UKube-1 was launched at 5pm UK time on 8 July from Baikonur Cosmodrome, Kazakhstan, aboard a Russian Soyuz-2 rocket.

The nanosatellite, designed and manufactured by Clyde Space, is about the size of a shoe box and features GPS devices aimed at measuring space weather, as well as a camera that will take images of the Earth.

Craig Clark, Clyde Space chief executive, said: "This is a very significant day for Clyde Space and we are now looking forward to more space missions and further success.

"It is fantastic that a spacecraft designed, built and tested in Scotland by a Scottish company has been so successful and I'd like to thank everyone who backed us and contributed to this amazing project."

The satellite is part of the national collaborative CubeSat programme and will also carry a payload of five experiments that UK students and the public can interact with.

It will orbit at a distance of about 635km and the mission is due to last for a year, although the satellite itself will have a life-span of up to five years.

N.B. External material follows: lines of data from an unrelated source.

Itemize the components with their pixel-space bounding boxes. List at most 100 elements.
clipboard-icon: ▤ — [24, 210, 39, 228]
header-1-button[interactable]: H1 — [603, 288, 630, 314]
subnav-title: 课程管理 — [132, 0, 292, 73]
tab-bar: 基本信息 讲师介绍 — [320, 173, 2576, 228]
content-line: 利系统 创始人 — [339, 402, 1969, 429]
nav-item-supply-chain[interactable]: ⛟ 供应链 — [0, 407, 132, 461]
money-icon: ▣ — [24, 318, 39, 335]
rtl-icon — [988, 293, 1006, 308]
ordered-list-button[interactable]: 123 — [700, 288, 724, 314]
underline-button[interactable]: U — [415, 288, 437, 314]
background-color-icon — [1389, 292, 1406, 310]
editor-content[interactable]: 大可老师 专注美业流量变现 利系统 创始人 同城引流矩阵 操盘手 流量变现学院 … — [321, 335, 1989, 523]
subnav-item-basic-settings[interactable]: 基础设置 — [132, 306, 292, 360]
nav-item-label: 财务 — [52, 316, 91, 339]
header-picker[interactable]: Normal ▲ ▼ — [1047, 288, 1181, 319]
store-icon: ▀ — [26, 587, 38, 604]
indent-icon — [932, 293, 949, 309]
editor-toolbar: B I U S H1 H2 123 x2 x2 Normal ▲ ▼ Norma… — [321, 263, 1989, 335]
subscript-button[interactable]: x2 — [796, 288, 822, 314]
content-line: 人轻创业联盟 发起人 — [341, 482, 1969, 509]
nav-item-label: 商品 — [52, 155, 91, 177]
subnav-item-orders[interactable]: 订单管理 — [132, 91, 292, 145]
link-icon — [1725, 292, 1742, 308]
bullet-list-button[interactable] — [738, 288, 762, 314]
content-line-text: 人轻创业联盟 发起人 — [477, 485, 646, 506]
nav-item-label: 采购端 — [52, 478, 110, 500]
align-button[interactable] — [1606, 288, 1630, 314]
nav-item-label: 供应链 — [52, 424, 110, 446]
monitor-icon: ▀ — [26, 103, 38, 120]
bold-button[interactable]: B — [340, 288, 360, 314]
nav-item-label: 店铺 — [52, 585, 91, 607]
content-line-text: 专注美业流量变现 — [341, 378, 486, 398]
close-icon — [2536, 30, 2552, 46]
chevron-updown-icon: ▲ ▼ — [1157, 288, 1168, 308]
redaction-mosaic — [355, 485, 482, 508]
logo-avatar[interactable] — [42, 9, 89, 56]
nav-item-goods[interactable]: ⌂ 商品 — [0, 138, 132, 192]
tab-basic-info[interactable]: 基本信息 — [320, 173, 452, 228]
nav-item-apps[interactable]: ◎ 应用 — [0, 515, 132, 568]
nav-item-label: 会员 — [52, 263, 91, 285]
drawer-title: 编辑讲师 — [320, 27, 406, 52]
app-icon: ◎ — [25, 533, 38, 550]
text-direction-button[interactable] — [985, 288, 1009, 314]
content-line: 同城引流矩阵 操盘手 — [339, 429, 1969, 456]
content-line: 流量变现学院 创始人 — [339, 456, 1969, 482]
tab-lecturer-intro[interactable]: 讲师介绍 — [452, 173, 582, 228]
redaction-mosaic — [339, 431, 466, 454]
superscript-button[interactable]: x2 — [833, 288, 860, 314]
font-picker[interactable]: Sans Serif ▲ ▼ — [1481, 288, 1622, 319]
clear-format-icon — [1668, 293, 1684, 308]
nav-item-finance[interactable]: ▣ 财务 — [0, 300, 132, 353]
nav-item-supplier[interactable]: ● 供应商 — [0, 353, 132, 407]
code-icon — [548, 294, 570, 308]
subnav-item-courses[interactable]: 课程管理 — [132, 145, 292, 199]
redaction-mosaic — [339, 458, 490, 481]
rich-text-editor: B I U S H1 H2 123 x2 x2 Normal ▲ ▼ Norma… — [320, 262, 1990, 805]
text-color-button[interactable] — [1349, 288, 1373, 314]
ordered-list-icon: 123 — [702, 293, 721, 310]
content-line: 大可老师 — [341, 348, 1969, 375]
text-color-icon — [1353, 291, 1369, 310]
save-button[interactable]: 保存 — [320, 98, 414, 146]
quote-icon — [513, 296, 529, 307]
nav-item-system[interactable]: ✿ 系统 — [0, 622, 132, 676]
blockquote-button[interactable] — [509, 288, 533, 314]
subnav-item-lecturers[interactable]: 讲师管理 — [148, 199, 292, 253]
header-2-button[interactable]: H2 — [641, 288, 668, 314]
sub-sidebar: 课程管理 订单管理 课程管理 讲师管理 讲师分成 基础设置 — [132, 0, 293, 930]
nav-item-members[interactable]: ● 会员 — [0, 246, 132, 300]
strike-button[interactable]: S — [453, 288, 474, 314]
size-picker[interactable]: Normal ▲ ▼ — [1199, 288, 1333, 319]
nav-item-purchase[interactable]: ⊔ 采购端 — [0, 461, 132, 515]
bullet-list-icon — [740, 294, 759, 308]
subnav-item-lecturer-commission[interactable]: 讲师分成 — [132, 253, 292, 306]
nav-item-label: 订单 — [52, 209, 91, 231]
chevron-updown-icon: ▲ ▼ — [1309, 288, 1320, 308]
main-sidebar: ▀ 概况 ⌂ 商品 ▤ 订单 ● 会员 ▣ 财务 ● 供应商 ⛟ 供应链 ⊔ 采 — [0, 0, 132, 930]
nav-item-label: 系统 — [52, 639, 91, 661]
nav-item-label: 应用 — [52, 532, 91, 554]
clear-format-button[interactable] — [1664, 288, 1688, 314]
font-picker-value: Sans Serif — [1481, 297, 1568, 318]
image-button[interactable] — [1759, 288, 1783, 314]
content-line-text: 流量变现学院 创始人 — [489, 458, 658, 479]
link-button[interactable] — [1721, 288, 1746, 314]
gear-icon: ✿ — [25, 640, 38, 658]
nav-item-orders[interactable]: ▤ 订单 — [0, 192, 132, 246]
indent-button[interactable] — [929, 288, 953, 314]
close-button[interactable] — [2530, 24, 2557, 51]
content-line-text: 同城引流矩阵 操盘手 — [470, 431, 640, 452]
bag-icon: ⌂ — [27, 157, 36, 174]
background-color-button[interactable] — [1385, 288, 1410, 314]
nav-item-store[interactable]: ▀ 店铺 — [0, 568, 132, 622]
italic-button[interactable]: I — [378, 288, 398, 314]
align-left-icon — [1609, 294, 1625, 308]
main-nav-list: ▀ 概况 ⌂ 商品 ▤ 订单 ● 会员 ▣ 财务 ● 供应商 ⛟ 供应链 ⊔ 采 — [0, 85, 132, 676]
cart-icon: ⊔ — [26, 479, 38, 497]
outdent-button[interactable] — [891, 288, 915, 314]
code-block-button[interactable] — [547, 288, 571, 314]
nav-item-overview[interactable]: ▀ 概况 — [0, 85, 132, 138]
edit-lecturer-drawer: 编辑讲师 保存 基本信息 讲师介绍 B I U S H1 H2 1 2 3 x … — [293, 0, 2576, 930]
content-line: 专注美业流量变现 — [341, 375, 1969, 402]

Andrew Strain, vice-president of engineering at Clyde Space, recently returned from Baikonur where he supervised the integration of UKube-1 on to the rocket at Launch Site 31.

He said: "After four years working on the UKube project, it's fantastic to have launched successfully and we now look forward to getting the first contact from the satellite which is expected around 10pm tonight.

"This is very exciting day for all of us at Clyde Space and we look forward to further major developments as the company progresses."

The launch was welcomed by First Minister Alex Salmond who heralded it as "one nanosatellite and one giant leap for Scottish space exploration".